The US Labor Department announced a non-farm payroll jump in June, with a monthly all-time-high of 4.8 million jobs created.
This surge was led by the reopening of factories and restaurants, and far surpasses both the 2.5 million joining the labour market in May, and the 3 million forecast for new jobs in June.
The Labor Department said that of the new jobs, over 2 million were in the hard-hit but high-staff-turnover hospitality sector. Other notable increases were 740,000 new employees in retail, 568,000 in healthcare and a 356,000 rebound in manufacturing employment.
The rally in new jobs was partially led by the government’s Payment Protection Program, which gives loans and partially waives some of the sums owed if the original loan has been put towards staff wages.
However, the jubilant reaction to today’s news involves a concerted effort to ignore the obvious grey clouds overhead. Funds for the PPP are running out, and in turn the job rally may lose some steam.
Similarly, all US optimism ignores the glaring fact that Coronavirus cases are rising at a worrying rate, with little to no contingency plans in place. Not only does this pose problems for consumer confidence and behaviour, but if it continues, could present challenges for US trade, travel and diplomacy – as seen with EU travel restrictions on US citizens.
In addition, as stated by Spreadex Financial Analyst Connor Campbell,
“The average hourly earnings showed a 1.2% contraction month-on-month, missing out on the forecast improvement. The weekly jobless claims reading showed another 1.427 million Americans filed for unemployment for the 7 days to June 27. And, crucially, those job additions across May and June barely account for a third of those lost in April.”
Oxford Economics described the fall in US employment (still estimated to be at 11%) and only a small reduction in new unemployment claimants (still at 1.43 million for the last week in June), as a “worryingly slow decline”.
Michael Pearce, Senior US Economist at Capital Economics, predicts that “the recovery from here will be a lot bumpier and job gains far slower on average”.

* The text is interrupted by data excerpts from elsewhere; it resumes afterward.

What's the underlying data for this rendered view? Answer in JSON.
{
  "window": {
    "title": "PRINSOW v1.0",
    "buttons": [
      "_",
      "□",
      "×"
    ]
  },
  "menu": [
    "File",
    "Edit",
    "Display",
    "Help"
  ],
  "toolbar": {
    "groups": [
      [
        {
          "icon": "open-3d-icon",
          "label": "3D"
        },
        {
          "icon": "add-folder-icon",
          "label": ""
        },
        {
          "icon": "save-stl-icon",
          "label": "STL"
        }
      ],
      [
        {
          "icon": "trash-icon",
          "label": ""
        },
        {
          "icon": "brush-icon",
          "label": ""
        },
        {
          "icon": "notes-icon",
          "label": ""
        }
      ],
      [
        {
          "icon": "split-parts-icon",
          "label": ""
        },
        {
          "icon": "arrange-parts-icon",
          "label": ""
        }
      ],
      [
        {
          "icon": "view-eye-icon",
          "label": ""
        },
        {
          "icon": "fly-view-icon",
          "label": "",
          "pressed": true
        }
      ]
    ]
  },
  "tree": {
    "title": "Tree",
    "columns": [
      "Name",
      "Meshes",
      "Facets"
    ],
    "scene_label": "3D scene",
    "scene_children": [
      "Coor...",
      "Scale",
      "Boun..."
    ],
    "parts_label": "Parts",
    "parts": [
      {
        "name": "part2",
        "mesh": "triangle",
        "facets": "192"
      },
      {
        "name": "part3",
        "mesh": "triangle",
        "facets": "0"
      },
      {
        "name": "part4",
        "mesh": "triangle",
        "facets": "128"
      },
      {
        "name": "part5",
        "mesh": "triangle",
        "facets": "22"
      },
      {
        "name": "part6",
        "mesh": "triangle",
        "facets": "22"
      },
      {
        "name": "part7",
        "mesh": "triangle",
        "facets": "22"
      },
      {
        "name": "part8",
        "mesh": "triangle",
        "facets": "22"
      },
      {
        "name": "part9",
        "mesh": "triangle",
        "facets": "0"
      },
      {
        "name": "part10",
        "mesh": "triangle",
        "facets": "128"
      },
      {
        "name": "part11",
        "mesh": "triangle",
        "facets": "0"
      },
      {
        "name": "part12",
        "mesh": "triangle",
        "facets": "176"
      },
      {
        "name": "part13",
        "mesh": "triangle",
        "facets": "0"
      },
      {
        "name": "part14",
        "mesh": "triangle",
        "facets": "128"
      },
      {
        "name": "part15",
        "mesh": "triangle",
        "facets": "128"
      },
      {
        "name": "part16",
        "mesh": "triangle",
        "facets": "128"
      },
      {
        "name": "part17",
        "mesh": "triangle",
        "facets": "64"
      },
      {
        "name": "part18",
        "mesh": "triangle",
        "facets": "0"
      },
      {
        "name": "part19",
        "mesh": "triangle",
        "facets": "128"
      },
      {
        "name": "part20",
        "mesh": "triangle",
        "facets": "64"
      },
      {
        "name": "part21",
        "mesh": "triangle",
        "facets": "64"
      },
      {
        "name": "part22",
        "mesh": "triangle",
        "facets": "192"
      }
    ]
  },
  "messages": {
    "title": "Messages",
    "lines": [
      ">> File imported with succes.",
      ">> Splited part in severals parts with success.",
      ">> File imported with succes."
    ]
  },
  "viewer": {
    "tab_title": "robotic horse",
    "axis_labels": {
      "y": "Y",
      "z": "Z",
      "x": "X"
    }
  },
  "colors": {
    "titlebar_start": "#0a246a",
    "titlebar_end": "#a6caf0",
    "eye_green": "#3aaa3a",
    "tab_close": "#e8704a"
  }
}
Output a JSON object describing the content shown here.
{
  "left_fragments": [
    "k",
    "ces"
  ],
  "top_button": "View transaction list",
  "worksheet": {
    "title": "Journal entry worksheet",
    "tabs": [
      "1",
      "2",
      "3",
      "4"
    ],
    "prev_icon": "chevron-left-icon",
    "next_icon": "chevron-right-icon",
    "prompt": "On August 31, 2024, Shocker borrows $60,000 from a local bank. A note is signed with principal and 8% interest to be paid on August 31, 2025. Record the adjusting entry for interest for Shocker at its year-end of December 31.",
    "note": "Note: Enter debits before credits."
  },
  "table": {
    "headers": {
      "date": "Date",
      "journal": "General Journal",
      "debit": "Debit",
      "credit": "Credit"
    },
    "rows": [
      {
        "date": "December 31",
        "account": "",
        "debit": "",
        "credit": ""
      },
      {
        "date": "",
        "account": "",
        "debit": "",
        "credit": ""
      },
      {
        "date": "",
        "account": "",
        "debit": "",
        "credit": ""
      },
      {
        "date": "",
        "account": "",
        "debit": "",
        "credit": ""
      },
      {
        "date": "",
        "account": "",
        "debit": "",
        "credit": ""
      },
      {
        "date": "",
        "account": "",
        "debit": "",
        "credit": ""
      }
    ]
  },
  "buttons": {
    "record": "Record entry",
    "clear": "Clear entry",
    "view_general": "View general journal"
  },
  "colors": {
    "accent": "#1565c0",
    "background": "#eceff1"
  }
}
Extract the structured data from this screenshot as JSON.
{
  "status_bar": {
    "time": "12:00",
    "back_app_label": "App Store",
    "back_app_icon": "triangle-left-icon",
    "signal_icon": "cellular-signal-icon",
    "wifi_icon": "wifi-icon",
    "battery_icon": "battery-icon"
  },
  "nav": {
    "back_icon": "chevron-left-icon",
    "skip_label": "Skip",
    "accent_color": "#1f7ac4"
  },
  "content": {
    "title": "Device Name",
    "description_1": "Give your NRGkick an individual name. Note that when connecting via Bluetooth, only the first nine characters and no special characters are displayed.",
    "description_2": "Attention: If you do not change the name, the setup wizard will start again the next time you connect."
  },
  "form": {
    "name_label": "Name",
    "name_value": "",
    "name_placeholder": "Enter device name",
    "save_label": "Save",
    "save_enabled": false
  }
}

Fed Chief Jerome Powell added that while June’s progress was an important marker for the economy entering a new phase, any prolonged success would be contingent on the US’s ability to contain the spread of the virus.
With these bad omens in mind, US equities gains were comparatively muted versus their European counterparts. The Dow Jones was up 0.97% to 25,985 points while the S&P 500 rallied 1.01% to 3,148.
In the meantime, the FTSE finished at 6,241 points, up 1.34%. The CAC and DAX stole the show, though, 2.49% and 2.84% to 5,049 and 12,608 points respectively.